Çağından, zamanından ve anından mesul insanın hayata tutunma hırsını lüzumlu görüyoruz ama hırs, haddini aşmamışsa… Çünkü haddini aşan hırs, insanı arsızlaştırdığı gibi, insanlığı da aşındırıyor. İnsan haz bataklığına kapıldı mı her şeyi meşru görüyor. Yeter ki tadını çıkar: “Bir daha mı geleceğiz dünyaya…” Bu düşünce yapılacak her fiili meşrulaştırmaya yetiyor.
Bir tasavvuf büyüğünün tespiti şöyle: Dünya malı insan için gemi için su gibidir. Geminin yüzmesi için ne kadar su olursa gemi o kadar iyi yüzer, ancak su geminin içine dolmuşsa felaket başlamış demektir.

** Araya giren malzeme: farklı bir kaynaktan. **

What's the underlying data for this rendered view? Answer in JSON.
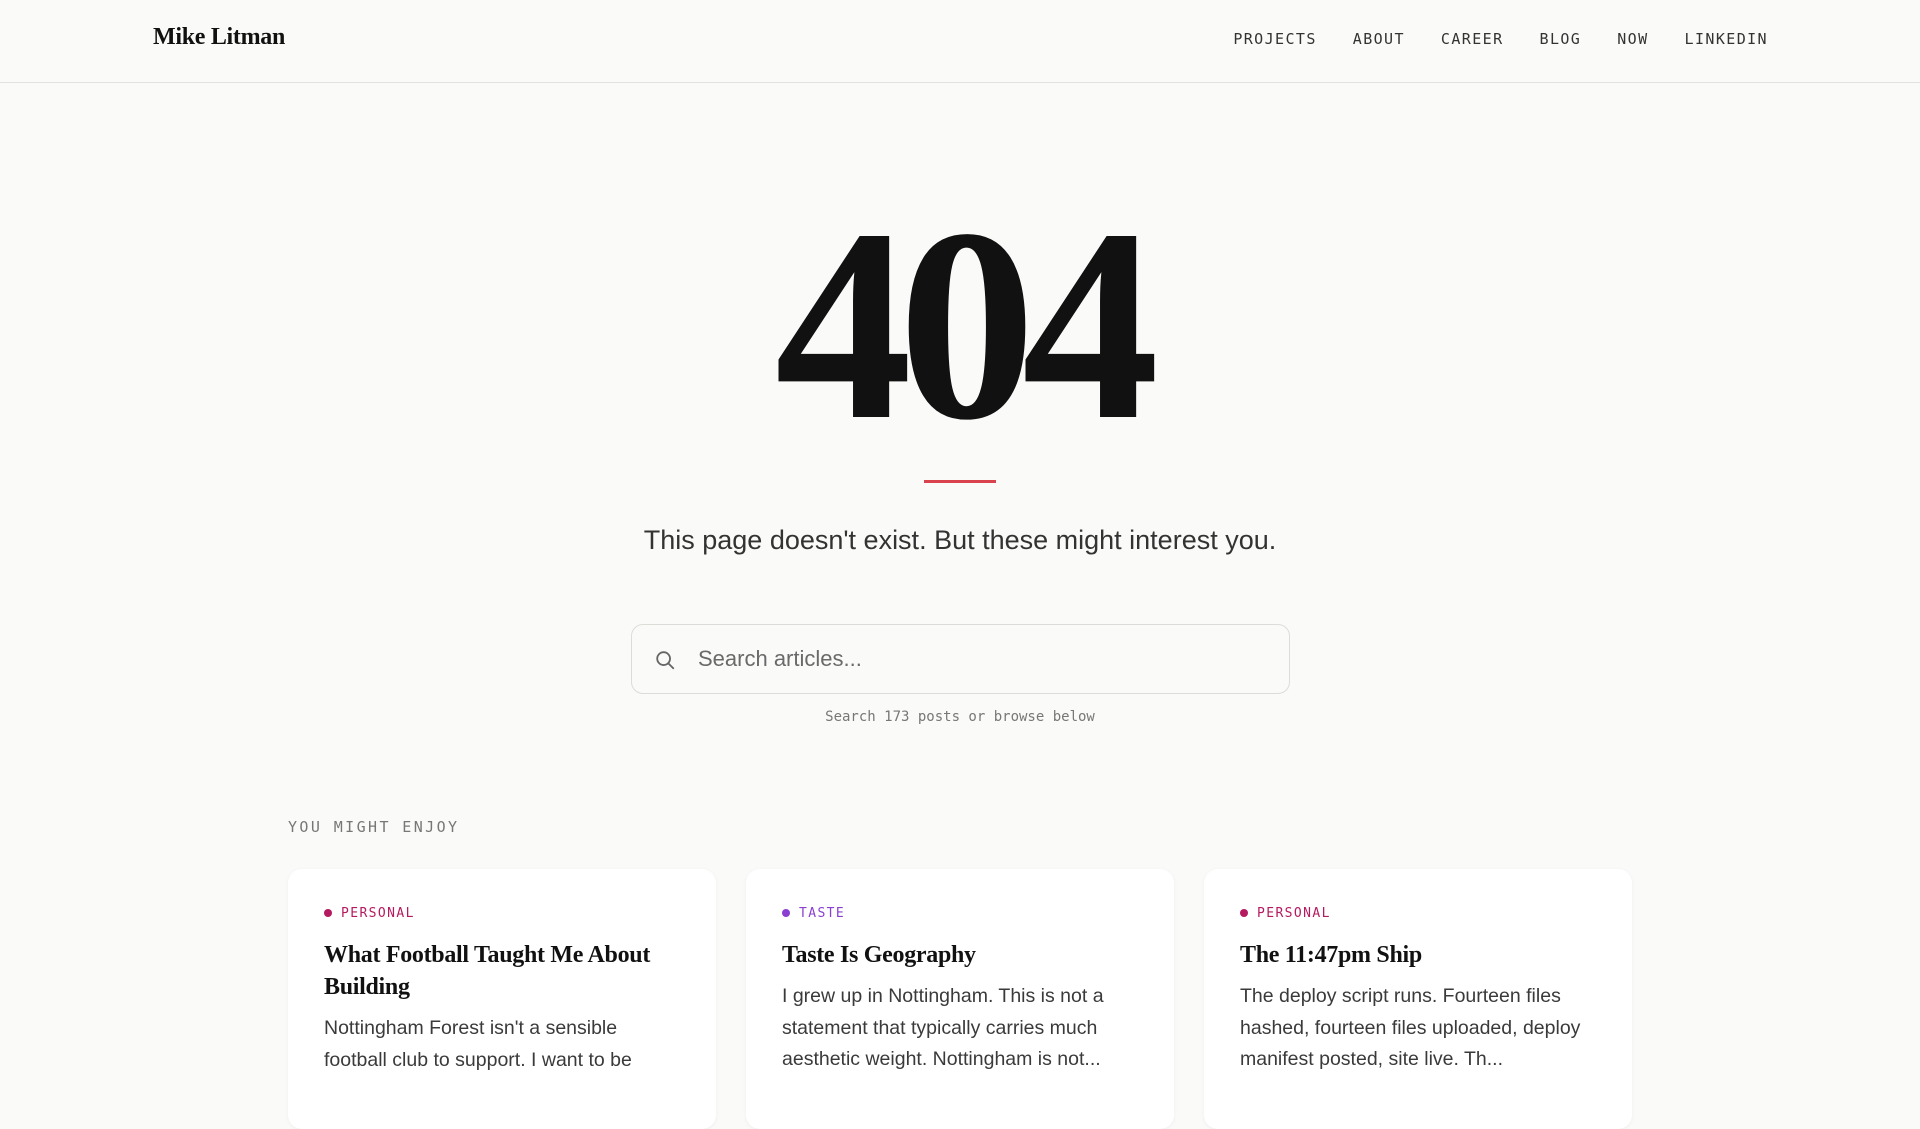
{
  "header": {
    "logo": "Mike Litman",
    "nav": [
      "PROJECTS",
      "ABOUT",
      "CAREER",
      "BLOG",
      "NOW",
      "LINKEDIN"
    ]
  },
  "hero": {
    "code": "404",
    "message": "This page doesn't exist. But these might interest you.",
    "accent_color": "#d9434e"
  },
  "search": {
    "icon": "search-icon",
    "placeholder": "Search articles...",
    "value": "",
    "hint": "Search 173 posts or browse below"
  },
  "suggestions": {
    "label": "YOU MIGHT ENJOY",
    "cards": [
      {
        "category": "PERSONAL",
        "category_color": "#b5195f",
        "title": "What Football Taught Me About Building",
        "excerpt": "Nottingham Forest isn't a sensible football club to support. I want to be"
      },
      {
        "category": "TASTE",
        "category_color": "#8a3fd1",
        "title": "Taste Is Geography",
        "excerpt": "I grew up in Nottingham. This is not a statement that typically carries much aesthetic weight. Nottingham is not..."
      },
      {
        "category": "PERSONAL",
        "category_color": "#b5195f",
        "title": "The 11:47pm Ship",
        "excerpt": "The deploy script runs. Fourteen files hashed, fourteen files uploaded, deploy manifest posted, site live. Th..."
      }
    ]
  }
}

Güç, nüfuz, iktidar, mülk gibi olgular insanı yanlışa, başkalarına zulmetmeye itebiliyor. Şunu unutmamalı ki her insan kendi hesabını verecektir. “Hiçbir kimse başkasının günahını yüklenmeyecektir.”Etten ve kemikten mürekkep bir varlık olan insana, “eşref-i mahlûkat” diyorsak, ahlâk ve vicdan sahibi olduğu için: Her ikisi de, netice itibariyle, kazanımları. Fakat kimisinde yüksekte yer tutuyor, kimisinde ise alçakta…
Mesulü olduğu zamana, bulunduğu mekâna, yaşadığı ân’a sahip çıkamayan insan, neyi yitirdiğinin bilincinde mi? İnsanlığını yitiriyor kısaca. İnsan insanlığını yitirince geriye ne kalır ki.
Zamana ve mekâna adaletle şahitler olabiliyorsak insan olma, insanı kâmil olma yolunda ilerliyoruz demektir. Fakat haksızlıklara zulme seyirci kalıyorsak her hangi bir canlıdan ne farkımız var.
“Sizden biri bir kötülük görürse onu eliyle değiştirsin, buna gücü yetmezse diliyle değiştirsin, buna da gücü yetmezse kalbiyle buğzetsin. Bu da imanın en zayıf derecesidir.”
Susmak, edepten öte bir sanattır. Bir ahlâk disiplini. Dinleme sanatını da içeren bir iç eğitim. Ancak haksızlık karşısında susan dilsiz şeytana benzetilmiştir.

Sonuç olarak hepimiz yaptığından mesuldür ve hepimiz şahitler olarak diriltileceğiz.